Благодаря чрезмерно развитому и постоянно активному мозгу, человек обладал большей умственной энергией, чем ему необходимо было для выживания на чисто животном уровне. И он должен был давать выход этой энергии не только при добывании пищи и размножении, но и в производстве очень странных вещей: наскальных рисунков, культовых предметов (тотемных столбов, которым поклонялись как духам рода, молитвенных дощечек и т. д.). «Культурная работа» заняла более важное положение, чем утилитарный ручной труд.

Далеко не всегда при раскопках древних стоянок человека археологи находили орудия труда, но почти всегда – предметы религиозного культа или образцы примитивного искусства. Человек оказался не столько животным, производящим орудия труда, сколько животным, производящим символы. С помощью символических предметов и символических действий люди вводили себя в особое состояние, творили себе невидимых символических покровителей, т. е. совершали чисто человеческие действия, развивали свою специфическую человеческую природу. Человек – существо искусственное, потому что он не рождается природой, не является закономерным результатом эволюции, он сам себя рождает, творит. Он должен был пройти через человекообразующие процессы: через миф, ритуал, чтобы стать человеком.

Искусственный человек, как мы уже отмечали, постоянно отличает себя от животного, постоянно подчеркивает свою специфически человеческую природу и постоянно старается вырваться из животного состояния, одержать победу над естественным началом в себе. «Но рассудим поглубже: где кончается зверь и где начинается человек? Тот человек, который только и нужен природе? Пока кто-либо стремится к жизни, как к какому-то счастью, он еще не поднял взора над горизонтом зверя, и вся разница лишь в том, что он более сознательно стремится к тому, чего зверь ищет слепым инстинктом. Но ведь так живем мы все значительную часть нашей жизни: мы не выходим обычно из животного состояния, мы сами – звери, осужденные, по-видимому, на бессмысленное страдание.

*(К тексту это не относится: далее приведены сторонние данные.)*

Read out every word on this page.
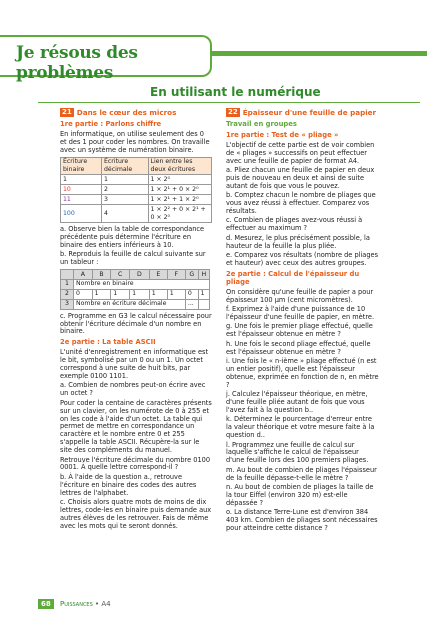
Je résous des problèmes
En utilisant le numérique
21 Dans le cœur des micros
1re partie : Parlons chiffre

En informatique, on utilise seulement des 0 et des 1 pour coder les nombres. On travaille avec un système de numération binaire.

Écriture binaire	Écriture décimale	Lien entre les deux écritures
1	1	1 × 2⁰
10	2	1 × 2¹ + 0 × 2⁰
11	3	1 × 2¹ + 1 × 2⁰
100	4	1 × 2² + 0 × 2¹ + 0 × 2⁰

a. Observe bien la table de correspondance précédente puis détermine l'écriture en binaire des entiers inférieurs à 10.

b. Reproduis la feuille de calcul suivante sur un tableur :

	A	B	C	D	E	F	G	H
1	Nombre en binaire							
2	0	1	1	1	1	1	0	1
3	Nombre en écriture décimale						...	

c. Programme en G3 le calcul nécessaire pour obtenir l'écriture décimale d'un nombre en binaire.

2e partie : La table ASCII

L'unité d'enregistrement en informatique est le bit, symbolisé par un 0 ou un 1. Un octet correspond à une suite de huit bits, par exemple 0100 1101.

a. Combien de nombres peut-on écrire avec un octet ?

Pour coder la centaine de caractères présents sur un clavier, on les numérote de 0 à 255 et on les code à l'aide d'un octet. La table qui permet de mettre en correspondance un caractère et le nombre entre 0 et 255 s'appelle la table ASCII. Récupère-la sur le site des compléments du manuel.

Retrouve l'écriture décimale du nombre 0100 0001. À quelle lettre correspond-il ?

b. À l'aide de la question a., retrouve l'écriture en binaire des codes des autres lettres de l'alphabet.

c. Choisis alors quatre mots de moins de dix lettres, code-les en binaire puis demande aux autres élèves de les retrouver. Fais de même avec les mots qui te seront donnés.

22 Épaisseur d'une feuille de papier
Travail en groupes
1re partie : Test de « pliage »

L'objectif de cette partie est de voir combien de « pliages » successifs on peut effectuer avec une feuille de papier de format A4.

a. Pliez chacun une feuille de papier en deux puis de nouveau en deux et ainsi de suite autant de fois que vous le pouvez.

b. Comptez chacun le nombre de pliages que vous avez réussi à effectuer. Comparez vos résultats.

c. Combien de pliages avez-vous réussi à effectuer au maximum ?

d. Mesurez, le plus précisément possible, la hauteur de la feuille la plus pliée.

e. Comparez vos résultats (nombre de pliages et hauteur) avec ceux des autres groupes.

2e partie : Calcul de l'épaisseur du pliage

On considère qu'une feuille de papier a pour épaisseur 100 µm (cent micromètres).

f. Exprimez à l'aide d'une puissance de 10 l'épaisseur d'une feuille de papier, en mètre.

g. Une fois le premier pliage effectué, quelle est l'épaisseur obtenue en mètre ?

h. Une fois le second pliage effectué, quelle est l'épaisseur obtenue en mètre ?

i. Une fois le « n-ième » pliage effectué (n est un entier positif), quelle est l'épaisseur obtenue, exprimée en fonction de n, en mètre ?

j. Calculez l'épaisseur théorique, en mètre, d'une feuille pliée autant de fois que vous l'avez fait à la question b..

k. Déterminez le pourcentage d'erreur entre la valeur théorique et votre mesure faite à la question d..

l. Programmez une feuille de calcul sur laquelle s'affiche le calcul de l'épaisseur d'une feuille lors des 100 premiers pliages.

m. Au bout de combien de pliages l'épaisseur de la feuille dépasse-t-elle le mètre ?

n. Au bout de combien de pliages la taille de la tour Eiffel (environ 320 m) est-elle dépassée ?

o. La distance Terre-Lune est d'environ 384 403 km. Combien de pliages sont nécessaires pour atteindre cette distance ?

68 Puissances • A4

Но есть мгновения, когда мы понимаем это, тогда облака разрываются, и мы видим, как вместе со всей природой нас влечет к человеку, т. е. к чему-то, что стоит высоко над нами. Содрогаясь, мы оглядываемся вокруг себя в этом внезапном свете и смотрим назад: мы видим, как бегут утонченные хищные звери и мы сами среди них. Чудовищная подвижность людей в великой земной пустыне, их созидание городов и государств, их ведение войн, их неустанное схождение и расхождение, их беспорядочная беготня, их взаимное подражание, их умение перехитрить и уничтожить друг друга, их крик в нужде, их радостный рев в победе – все это есть продолжение животного состояния»[107]107
  Ницше Ф. Несвоевременные размышления // Ницше Ф. Странник и его тень. Избр. произв.: В 3 т. М., 1994. Т. 2. С. 40.


[Закрыть]
.

Антропология – одна из важнейших наук, пытающаяся ответить на самые главные вопросы человеческого существования, и прежде всего на вопрос: чем мы отличаемся от всех остальных живых существ, почему, несмотря на «воспарения» духа, на удивительные прозрения и открытия, на примеры любви и терпимости, мы в массе остаемся животными?

Бытие в свободе

Животное растворяется в «здесь и теперь» своего существования. «Здесь и теперь» не становится для него предметом, животное не наделено самосознанием. Иную ступень самоотнесенности занимает человек, который осознает собственную жизнь и собственное переживание. Он способен дистанцироваться от своей «жизненной середины», осознать себя как Я в теле и как вне тела. В человеке есть субъект, который способен испытывать свой центр как нечто противостоящее ему. Я представляет собой находящийся вне самого себя пункт, из которого человек может созерцать развитие своей внутренней жизни. В силу этого человек по своей природе на основании формы своего существования искусственен. Как эксцентричное существо, человек, лишенный равновесия, без своего места и времени, пребывая в ничто, лишенный родины, должен стать чем-то и найти в себе равновесие[108]108
  Плеснер Х. Ступени органического и человек: Введение в философскую антропологию. М., 2004. С. 254.


[Закрыть]
.

Будучи вне места и времени, он делает возможным переживание самого себя и одновременно переживание своей безместности и безвременности как стояния вне себя. Он помещен в свои границы и потому переступает их, ибо, как всякое живое, он не удерживается в них.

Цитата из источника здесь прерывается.